After living overseas for several years in countries where access to Facebook was prohibited, I find that I’ve emerged into a new social dynamic, complete with its own jargon.
I was at a friend’s house last night, and a lady was invited over whom I’d never met before. When she entered the room, I stood and said, “Hello. I don’t think we’ve met.”
Her reply is forcing me to grapple with the redefinition of some pretty basic words.
She said, “Oh yes we have. I’ve seen you on Facebook.”
In contemporary usage, “meet” and “see on Facebook” have become synonyms.
This is even more interesting because I don’t even have my own Facebook page.

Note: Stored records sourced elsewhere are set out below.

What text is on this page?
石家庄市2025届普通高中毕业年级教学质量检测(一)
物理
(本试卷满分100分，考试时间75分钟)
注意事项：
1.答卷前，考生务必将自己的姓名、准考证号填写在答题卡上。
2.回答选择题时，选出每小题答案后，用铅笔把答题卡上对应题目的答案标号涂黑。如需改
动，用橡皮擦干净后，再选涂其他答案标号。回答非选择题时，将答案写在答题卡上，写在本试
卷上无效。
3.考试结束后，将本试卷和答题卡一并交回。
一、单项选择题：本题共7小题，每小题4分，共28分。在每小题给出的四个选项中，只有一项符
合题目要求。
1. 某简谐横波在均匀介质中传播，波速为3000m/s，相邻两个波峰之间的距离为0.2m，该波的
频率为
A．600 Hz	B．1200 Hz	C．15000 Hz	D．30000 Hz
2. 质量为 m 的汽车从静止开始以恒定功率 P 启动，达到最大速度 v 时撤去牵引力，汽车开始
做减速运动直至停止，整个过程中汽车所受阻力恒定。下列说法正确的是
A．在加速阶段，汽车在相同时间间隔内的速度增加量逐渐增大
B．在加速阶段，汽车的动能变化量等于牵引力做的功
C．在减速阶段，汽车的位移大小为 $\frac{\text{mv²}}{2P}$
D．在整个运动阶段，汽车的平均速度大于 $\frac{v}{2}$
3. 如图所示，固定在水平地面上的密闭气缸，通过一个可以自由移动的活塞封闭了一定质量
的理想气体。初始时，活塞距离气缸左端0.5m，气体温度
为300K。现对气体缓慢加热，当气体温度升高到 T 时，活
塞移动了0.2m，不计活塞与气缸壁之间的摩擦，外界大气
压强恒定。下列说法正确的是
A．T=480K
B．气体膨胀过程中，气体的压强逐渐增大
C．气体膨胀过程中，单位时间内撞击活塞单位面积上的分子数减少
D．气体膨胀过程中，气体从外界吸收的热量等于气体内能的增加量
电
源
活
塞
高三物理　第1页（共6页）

Apparently, she saw me in photographs on someone else’s page, and that still is sufficient for declaring that we’ve met.
And it’s even more interesting because this lady was in her 50’s; she didn’t grow up as part of the social media generation. Rather, she has come to embrace the new definition of things: “to meet” now simply means to know something about someone else, however trite, random, or inconsequential.
Thankfully, we did get to talk a bit, to get to know one another, to meet (in the classical sense); I’m thankful that her knowledge of me isn’t solely based on someone else’s Facebook references to my life.
But I wonder how many interactions ever get to that point. How many “relationships” just remain at the point of meeting (in the contemporary sense)? Face recognition, a few random details about what someone did, the click of a button, and we have completed the modern ritual of making introductions.
Several people have pressured me to get on Facebook, assuring me that it’s the best (only?) way of keeping up with the goings-on in my friends’ lives. But it was a big step for me just to begin blogging. I don’t think I’ve yet got the vocabulary or the paradigm for making the foray into Facebook.
For now, I’ll have to go about making introductions the old-fashioned way…via email.